Je ne me cherche plus, je me disperse.
Je déborde comme un fouillis de viorne et de lierre.
Je sème ; le grain lève, fragile et rose ;
déjà je suis ailleurs. Et qu’importe
si la récolte se fait sans moi.
Mes pensées filent comme le liseron.
Mes actes éclatent comme des fruits mûrs
Les forêts, les prés, les oiseaux, les hommes
me montent à la tête.
TERRE, TERRE, comme il fait bon s’étendre à travers toi.
Des seaux de fleurs
Nous avions moissonné tant de fleurs ce jour-là
que la pièce était une palette sauvage
et que la nuit venue
les murs s'enflammèrent.
La maison comme saoule sembla quitter la terre,
emportant avec nous le chien
la poule et le coq nains collés à la fenêtre
la table boiteuse, le quignon de pain ;
nos richesses,
tandis que nous allions
muets d'amour,
la tête pleine de parfums,
l'œil balloté par les couleurs.
Les poussières du temps jonchant le sol,
liés de joie nous étions
lumière et chant :
le couple ailé qui s'élève et flambe.
Ma vie s’envaste
Extrait 2
Je vous aime mouchoirs de terre, cordes de lumière,
ventre des nuages, rivières à blé.
Je vous aime chevreaux électriques, tendres salades,
folles allumettes et vous aussi bouteilles de vin, vieux
arrosoirs, lampes à pétrole, clous rouillés et j’en passe.
Je vous aime amis fidèles et infidèles dans vos habits
de toujours vivants.
Je t’aime ma femme aux longues jambes, plus que tu
ne le supposes, et vous aussi enfants à têtes d’anges.
Je t’aime brouette trop lourde de mon cœur et toi
aussi rat de ma tête, même quand je cogne, quand
je tue à coups de bêche, parce qu’il faut bien quand
même veiller au grain.
Je vous aime tous je vous assure et je ne sais si j’en vis,
si j’en crève, vous êtes parfois si imparfaits, mais de
vous à moi la musique est tellement, tellement belle.
…
Poème d’un instant
L’automne peu à peu investit le feuillage ;
le soleil discret de septembre teint en jaune
les peupliers.
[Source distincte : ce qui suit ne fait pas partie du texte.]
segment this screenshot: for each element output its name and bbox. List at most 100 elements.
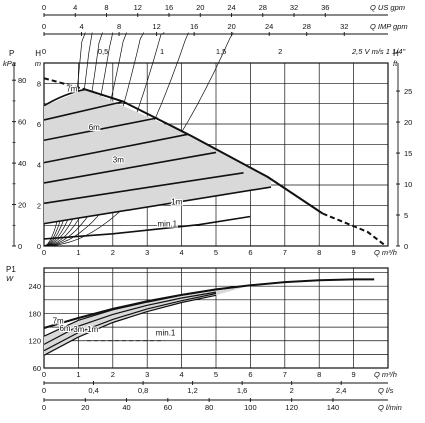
ft-tick-label: 0 <box>404 242 408 251</box>
scale-tick-label-us-gpm: 24 <box>227 3 235 12</box>
operating-region <box>44 89 272 224</box>
head-m-tick-label: 2 <box>37 201 41 210</box>
scale-tick-label-ls: 0,8 <box>138 386 148 395</box>
power-curve-1m <box>43 294 217 356</box>
power-curve-label: 7m <box>53 316 64 325</box>
upper-x-tick-label: 6 <box>248 248 252 257</box>
curve-7m <box>43 100 124 121</box>
scale-tick-label-us-gpm: 20 <box>196 3 204 12</box>
scale-tick-label-us-gpm: 28 <box>259 3 267 12</box>
upper-x-tick-label: 0 <box>42 248 46 257</box>
curve-max-dashed <box>322 212 386 246</box>
head-m-tick-label: 4 <box>37 161 41 170</box>
power-tick-label: 120 <box>28 337 41 346</box>
scale-tick-label-us-gpm: 8 <box>104 3 108 12</box>
lower-x-tick-label: 8 <box>317 370 321 379</box>
upper-x-tick-label: 1 <box>76 248 80 257</box>
scale-tick-label-imp-gpm: 24 <box>265 22 273 31</box>
scale-tick-label-imp-gpm: 12 <box>152 22 160 31</box>
scale-tick-label-lmin: 60 <box>164 403 172 412</box>
scale-tick-label-velocity: 2 <box>278 47 282 56</box>
upper-x-tick-label: 3 <box>145 248 149 257</box>
ft-axis-title: H <box>393 49 399 58</box>
scale-tick-label-imp-gpm: 0 <box>42 22 46 31</box>
kpa-tick-label: 60 <box>18 118 26 127</box>
curve-min1 <box>43 215 251 240</box>
scale-tick-label-ls: 2,4 <box>336 386 346 395</box>
power-band <box>44 285 251 356</box>
scale-tick-label-us-gpm: 16 <box>165 3 173 12</box>
kpa-tick-label: 20 <box>18 201 26 210</box>
scale-tick-label-lmin: 40 <box>122 403 130 412</box>
power-tick-label: 240 <box>28 282 41 291</box>
power-curve-label: 3m <box>73 325 84 334</box>
power-curve-7m <box>43 284 251 337</box>
scale-tick-label-imp-gpm: 28 <box>303 22 311 31</box>
curve-max-solid <box>84 88 324 215</box>
upper-x-tick-label: 5 <box>214 248 218 257</box>
scale-label-velocity: 2,5 V m/s 1 1/4" <box>351 47 405 56</box>
lower-x-tick-label: 6 <box>248 370 252 379</box>
bottom-scales: 0 0,4 0,8 1,2 1,6 2 2,4 Q l/s 0 20 40 60 80 100 120 140… <box>42 381 402 412</box>
scale-tick-label-ls: 2 <box>290 386 294 395</box>
scale-tick-label-velocity: 0,5 <box>98 47 108 56</box>
scale-tick-label-ls: 0 <box>42 386 46 395</box>
upper-x-tick-label: 7 <box>283 248 287 257</box>
scale-label-ls: Q l/s <box>378 386 394 395</box>
lower-x-tick-label: 5 <box>214 370 218 379</box>
power-tick-label: 60 <box>33 364 41 373</box>
upper-x-axis-label: Q m³/h <box>374 248 397 257</box>
power-curve-label: min.1 <box>156 328 176 337</box>
power-tick-label: 180 <box>28 309 41 318</box>
scale-label-lmin: Q l/min <box>378 403 402 412</box>
scale-tick-label-imp-gpm: 16 <box>190 22 198 31</box>
ft-tick-label: 25 <box>404 87 412 96</box>
power-curve-label: 1m <box>87 325 98 334</box>
scale-label-imp-gpm: Q IMP gpm <box>370 22 408 31</box>
scale-tick-label-us-gpm: 32 <box>290 3 298 12</box>
ft-tick-label: 10 <box>404 180 412 189</box>
upper-x-tick-label: 4 <box>180 248 184 257</box>
scale-tick-label-ls: 1,2 <box>187 386 197 395</box>
head-m-axis-title: H <box>35 49 41 58</box>
ft-tick-label: 20 <box>404 118 412 127</box>
kpa-tick-label: 0 <box>18 242 22 251</box>
lower-x-tick-label: 1 <box>76 370 80 379</box>
lower-x-tick-label: 2 <box>111 370 115 379</box>
power-curve-3m <box>43 292 217 352</box>
upper-x-tick-label: 2 <box>111 248 115 257</box>
kpa-axis-unit: kPa <box>3 59 16 68</box>
scale-tick-label-us-gpm: 12 <box>134 3 142 12</box>
curve-label: 7m <box>66 84 77 93</box>
head-m-tick-label: 0 <box>37 242 41 251</box>
curve-label: min.1 <box>158 220 178 229</box>
scale-tick-label-imp-gpm: 32 <box>340 22 348 31</box>
scale-tick-label-lmin: 0 <box>42 403 46 412</box>
curve-6m <box>43 117 158 142</box>
scale-tick-label-us-gpm: 4 <box>73 3 77 12</box>
power-curve-6m <box>43 291 217 345</box>
ft-axis-unit: ft <box>393 59 398 68</box>
power-axis-title: P1 <box>6 265 16 274</box>
kpa-tick-label: 80 <box>18 76 26 85</box>
curve-max-start-dashed <box>43 77 86 91</box>
scale-tick-label-imp-gpm: 4 <box>79 22 83 31</box>
scale-tick-label-velocity: 0 <box>42 47 46 56</box>
ft-tick-label: 5 <box>404 211 408 220</box>
scale-tick-label-lmin: 140 <box>327 403 340 412</box>
scale-tick-label-lmin: 120 <box>285 403 298 412</box>
head-m-axis-unit: m <box>35 59 41 68</box>
scale-tick-label-velocity: 1 <box>160 47 164 56</box>
kpa-tick-label: 40 <box>18 159 26 168</box>
upper-x-tick-label: 8 <box>317 248 321 257</box>
power-axis-unit: W <box>6 274 14 283</box>
lower-x-tick-label: 9 <box>352 370 356 379</box>
ft-tick-label: 15 <box>404 149 412 158</box>
scale-tick-label-us-gpm: 0 <box>42 3 46 12</box>
scale-tick-label-lmin: 20 <box>81 403 89 412</box>
curve-label: 1m <box>171 197 182 206</box>
scale-tick-label-velocity: 1,5 <box>216 47 226 56</box>
curve-3m <box>43 172 244 205</box>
Derrière je vois l’orme encore vert,
le bras rose de la route, la courbe nuancée des prés.
Au loin repose le voile bleu de la brume
qui ce soir descendra
comme une toile d’araignée.
Un vent léger se lève, découvre la face argentée
des feuilles qui un instant miroitent
comme un vol de vanneaux. Un court instant
la beauté passe et se suffit.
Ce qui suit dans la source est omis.